Abstract
Introduction
Mice models of Wfs1 deficiency allow to study the mechanisms of human Wolfram syndrome. Our aim was to assess the changes in mitochondrial proteins and function in muscles of wfs1‐deficient mice.
Materials and methods
Samples of heart, m. soleus and m. rectus femoris of wfs1‐deficient and wild‐type mice. LFQ intensity of proteins was evaluated by nano‐LC‐MS/MS analysis of muscle homogenates, mRNA levels of uncoupler proteins, UCP2 and UCP3, by real‐time PCR method, and citrate synthase activity was determined spectrophotometrically.
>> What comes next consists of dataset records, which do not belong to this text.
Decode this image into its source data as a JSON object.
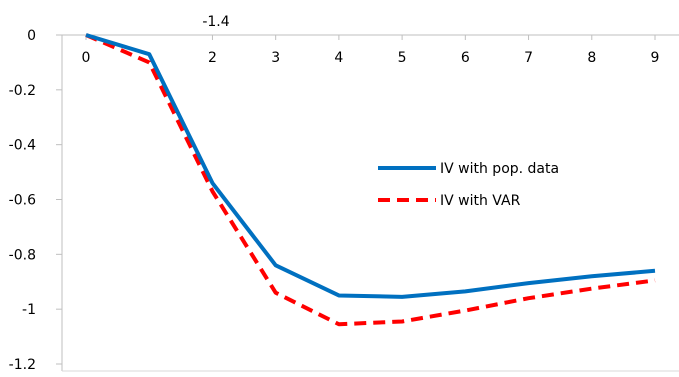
{
  "chart_data": {
    "type": "line",
    "title": "",
    "xlabel": "",
    "ylabel": "",
    "x": [
      0,
      1,
      2,
      3,
      4,
      5,
      6,
      7,
      8,
      9
    ],
    "xlim": [
      0,
      9
    ],
    "x_tick_labels": [
      "0",
      "2",
      "3",
      "4",
      "5",
      "6",
      "7",
      "8",
      "9"
    ],
    "x_tick_values": [
      0,
      2,
      3,
      4,
      5,
      6,
      7,
      8,
      9
    ],
    "ylim": [
      -1.2,
      0
    ],
    "y_tick_labels": [
      "0",
      "-0.2",
      "-0.4",
      "-0.6",
      "-0.8",
      "-1",
      "-1.2"
    ],
    "y_tick_values": [
      0,
      -0.2,
      -0.4,
      -0.6,
      -0.8,
      -1,
      -1.2
    ],
    "overlay_label": "-1.4",
    "grid": false,
    "legend_position": "right-center",
    "series": [
      {
        "name": "IV with pop. data",
        "color": "#0070C0",
        "style": "solid",
        "values": [
          0,
          -0.07,
          -0.54,
          -0.84,
          -0.95,
          -0.955,
          -0.935,
          -0.905,
          -0.88,
          -0.86
        ]
      },
      {
        "name": "IV with VAR",
        "color": "#FF0000",
        "style": "dashed",
        "values": [
          0,
          -0.1,
          -0.57,
          -0.94,
          -1.055,
          -1.045,
          -1.005,
          -0.96,
          -0.925,
          -0.895
        ]
      }
    ]
  }
}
Mitochondrial function was assayed by high‐resolution oxygraphy of permeabilized muscle fibres.
Results
Compared with controls, there was no change in proton leak and citrate synthase activity in the wfs1‐deficient heart and m. soleus, but in m. rectus femoris 16.1‐fold (P<0.002) and 1.46‐fold (P<0.05) increases were found respectively. However, oxidative phosphorylation did not change in any muscle group. UCP2 mRNA level was in wfs1‐deficient m. rectus femoris 2.6 times (P<0.05) higher than in wild‐type muscle. UCP3 expression was one order of magnitude lesser than UCP2 and did not differ in muscle groups. The amounts of mitochondrial pyruvate dehydrogenase E1 component subunit alpha and mitochondrial succinate dehydrogenase iron sulphur subunit were in m. rectus femoris, compared with the wild type, respectively, 1.69 (P<0.005) and 2.08 times (P<0.0002) larger.
Conclusion
Wfs1‐deficient mice are characterized by a larger amount and activity of mitochondrial proteins in m. rectus femoris; the proton leak in this muscle was increased probably due to a larger amount of UCP2.